Лысый коротко кивнул.
— Значит, она свела в могилу собственного отца? Лысый снова кивнул:
— Выходит, что так.
— Но организация существует дальше?
— Организация живет своей жизнью, — ответил Лысый, глядя на Комацу глазами, похожими на булыжники в толще доисторического ледника. — Хотя ваша публикация «Воздушного Кокона», господин Комацу, нанесла этой организации огромный ущерб. Тем не менее они не собираются вас за это наказывать. Никакой пользы это никому бы не принесло. У них — своя миссия, выполнение которой требует изолированности и покоя.
— А потому вы предлагаете разойтись с вами мирно и забыть друг о друге навеки?
— Если говорить упрощенно, да.
— И чтобы донести до меня эту мысль, нужно было меня похищать?
На физиономии Лысого впервые что-то отразилось — нечто среднее между удивлением и сочувствием.

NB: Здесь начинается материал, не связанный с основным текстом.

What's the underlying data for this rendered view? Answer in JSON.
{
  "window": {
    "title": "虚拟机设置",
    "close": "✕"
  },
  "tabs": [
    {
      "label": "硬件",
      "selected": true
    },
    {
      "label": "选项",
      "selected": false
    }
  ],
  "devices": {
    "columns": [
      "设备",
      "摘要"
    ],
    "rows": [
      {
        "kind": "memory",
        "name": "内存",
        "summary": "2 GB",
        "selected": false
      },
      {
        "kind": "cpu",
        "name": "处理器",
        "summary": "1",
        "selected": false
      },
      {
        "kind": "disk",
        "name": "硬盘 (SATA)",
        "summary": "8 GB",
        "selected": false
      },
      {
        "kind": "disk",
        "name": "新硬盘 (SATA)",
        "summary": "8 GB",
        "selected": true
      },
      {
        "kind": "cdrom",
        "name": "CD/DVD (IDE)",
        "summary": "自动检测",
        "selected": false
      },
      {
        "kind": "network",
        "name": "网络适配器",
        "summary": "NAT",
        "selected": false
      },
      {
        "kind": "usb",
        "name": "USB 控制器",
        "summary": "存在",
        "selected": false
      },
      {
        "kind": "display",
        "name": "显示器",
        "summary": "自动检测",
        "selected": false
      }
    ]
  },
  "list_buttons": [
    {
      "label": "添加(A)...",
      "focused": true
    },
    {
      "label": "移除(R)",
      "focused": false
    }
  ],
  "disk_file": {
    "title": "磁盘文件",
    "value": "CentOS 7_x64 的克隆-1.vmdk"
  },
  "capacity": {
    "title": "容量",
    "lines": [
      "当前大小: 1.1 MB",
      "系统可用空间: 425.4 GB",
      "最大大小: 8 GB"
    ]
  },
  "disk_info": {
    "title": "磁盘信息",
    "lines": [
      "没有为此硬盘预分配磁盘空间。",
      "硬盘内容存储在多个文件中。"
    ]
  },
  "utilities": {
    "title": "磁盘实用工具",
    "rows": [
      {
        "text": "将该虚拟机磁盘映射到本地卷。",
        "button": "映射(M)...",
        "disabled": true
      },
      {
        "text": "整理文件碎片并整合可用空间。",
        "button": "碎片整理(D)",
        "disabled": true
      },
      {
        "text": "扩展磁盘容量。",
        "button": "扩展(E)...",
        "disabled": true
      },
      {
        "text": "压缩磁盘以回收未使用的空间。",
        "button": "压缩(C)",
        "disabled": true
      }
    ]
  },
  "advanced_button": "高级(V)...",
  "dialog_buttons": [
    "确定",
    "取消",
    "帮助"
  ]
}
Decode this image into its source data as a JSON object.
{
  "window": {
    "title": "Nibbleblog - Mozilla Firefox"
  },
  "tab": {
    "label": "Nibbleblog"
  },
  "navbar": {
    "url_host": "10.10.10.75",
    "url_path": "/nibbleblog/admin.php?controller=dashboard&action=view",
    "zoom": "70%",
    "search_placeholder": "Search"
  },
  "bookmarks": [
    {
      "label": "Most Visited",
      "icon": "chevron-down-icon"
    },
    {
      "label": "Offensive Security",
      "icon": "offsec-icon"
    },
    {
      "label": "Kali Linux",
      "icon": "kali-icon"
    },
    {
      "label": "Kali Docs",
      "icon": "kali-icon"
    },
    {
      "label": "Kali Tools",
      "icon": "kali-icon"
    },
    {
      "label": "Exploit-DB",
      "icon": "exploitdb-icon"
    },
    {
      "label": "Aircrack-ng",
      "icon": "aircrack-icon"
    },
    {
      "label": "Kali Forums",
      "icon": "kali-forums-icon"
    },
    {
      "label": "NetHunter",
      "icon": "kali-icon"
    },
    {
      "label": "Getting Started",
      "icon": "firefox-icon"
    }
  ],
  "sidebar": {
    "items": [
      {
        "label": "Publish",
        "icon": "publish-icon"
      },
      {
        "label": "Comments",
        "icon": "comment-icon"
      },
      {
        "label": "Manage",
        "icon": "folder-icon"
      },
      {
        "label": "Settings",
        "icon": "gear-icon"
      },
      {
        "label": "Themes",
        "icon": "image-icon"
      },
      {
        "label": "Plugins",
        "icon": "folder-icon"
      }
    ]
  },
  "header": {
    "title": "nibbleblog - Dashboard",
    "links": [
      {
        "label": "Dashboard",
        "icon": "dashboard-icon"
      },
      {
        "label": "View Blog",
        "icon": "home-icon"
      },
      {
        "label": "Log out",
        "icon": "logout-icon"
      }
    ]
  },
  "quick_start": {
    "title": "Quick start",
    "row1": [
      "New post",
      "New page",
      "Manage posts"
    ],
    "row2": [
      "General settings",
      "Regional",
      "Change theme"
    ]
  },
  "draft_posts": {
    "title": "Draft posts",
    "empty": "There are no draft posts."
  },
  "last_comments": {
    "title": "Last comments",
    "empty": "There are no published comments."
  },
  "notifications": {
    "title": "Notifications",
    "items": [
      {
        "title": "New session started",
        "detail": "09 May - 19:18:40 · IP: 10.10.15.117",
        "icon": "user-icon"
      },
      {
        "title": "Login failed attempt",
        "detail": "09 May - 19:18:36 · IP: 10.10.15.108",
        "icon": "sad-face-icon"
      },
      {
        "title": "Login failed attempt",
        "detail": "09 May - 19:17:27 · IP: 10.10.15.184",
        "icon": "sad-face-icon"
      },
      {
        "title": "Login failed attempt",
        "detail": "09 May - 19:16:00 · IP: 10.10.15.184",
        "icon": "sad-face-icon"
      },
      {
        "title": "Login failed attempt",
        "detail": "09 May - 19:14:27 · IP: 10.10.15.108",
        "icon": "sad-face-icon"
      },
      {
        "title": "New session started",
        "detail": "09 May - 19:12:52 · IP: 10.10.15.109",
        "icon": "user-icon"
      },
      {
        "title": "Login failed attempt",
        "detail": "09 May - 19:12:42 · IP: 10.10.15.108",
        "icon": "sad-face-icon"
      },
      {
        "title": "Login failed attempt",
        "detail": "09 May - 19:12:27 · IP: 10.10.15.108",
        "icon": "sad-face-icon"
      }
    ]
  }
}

— Ваш непростой визит сюда организован исключительно для того, чтобы продемонстрировать всю серьезность их намерений. К крайним мерам мы стараемся не прибегать, но если нужно, действуем без колебаний. Нам хотелось, чтобы вы почувствовали это, так сказать, голой кожей. Если вы нарушите нашу договоренность, последствия будут самыми неприятными. Надеюсь, это вы уже поняли?
— Понимаю, — ответил Комацу.
— Откровенно говоря, господин Комацу вам очень повезло. Возможно, вы не заметили из-за густого тумана, но всем вам удалось остановиться в каких-то нескольких сантиметрах от пропасти. Рекомендую хорошенько это запомнить. Им некогда возиться с вашими судьбами. У них есть дела поважнее. Вот почему вам необычайно повезло. И пока это везение продолжается…
Сказав так, он поднял перед собой руки ладонями кверху — как обычно проверяют, не начался ли дождь. Комацу подождал, когда его собеседник закончит фразу. Но окончания не последовало. На физиономии Лысого вдруг проступила бесконечная усталость. Медленно поднявшись со стула, он сложил его, сунул под мышку и, не оборачиваясь, вышел из кубической комнаты. Долговязый последовал за ним. Тяжелая дверь закрылась, замок провернулся с сухим щелчком, и Комацу остался один.
— После этого я просидел в проклятом кубе еще четверо суток, — продолжил Комацу. — Главный разговор состоялся. Все условия и обязательства оговорены. Зачем меня держат дальше, я не понимал. Эти двое больше не появлялись, а парень, приносивший еду, все так же молчал как рыба. Я ел все ту же тоскливую пищу, брился и убивал время, разглядывая стены и потолок. Свет гас — я засыпал, свет загорался — я открывал глаза. А в голове все вертелись слова этого Лысого. Вот тогда-то я и ощутил голой кожей, как же всем нам действительно повезло. Эти ребятки, если сочтут нужным, могут сделать с нами все, что им заблагорассудится. И если один раз решили, не остановятся ни перед чем. Это я осознал подкоркой, сходя с ума в этом кубе. Видимо, чтобы я это окончательно понял, меня и продержали там еще четыре дня. Тонкая работа, что говорить… Комацу взял стакан и отхлебнул виски с содовой.
— В общем, однажды мне вдруг опять дали хлороформ. А когда я проснулся, вокруг было раннее утро. Я лежал на скамейке в парке Дзингу . К концу сентября рассветы уже очень холодные. В результате я жутко простудился и — не по своей воле, понятно, — провалялся дома в горячке еще три дня. Хотя, если подумать, счастливо отделался.
На этом рассказ Комацу, похоже, завершился, и Тэнго спросил:
— А вы рассказывали об этом Эбисуно-сэнсэю?
— Да, через несколько дней, как поправился, я съездил к сэнсэю в горный особняк. И рассказал примерно то же, что и тебе.
— И что же он ответил?
Опорожнив стакан, Комацу заказал еще виски с содовой. Предложил повторить и для Тэнго, но тот покачал головой.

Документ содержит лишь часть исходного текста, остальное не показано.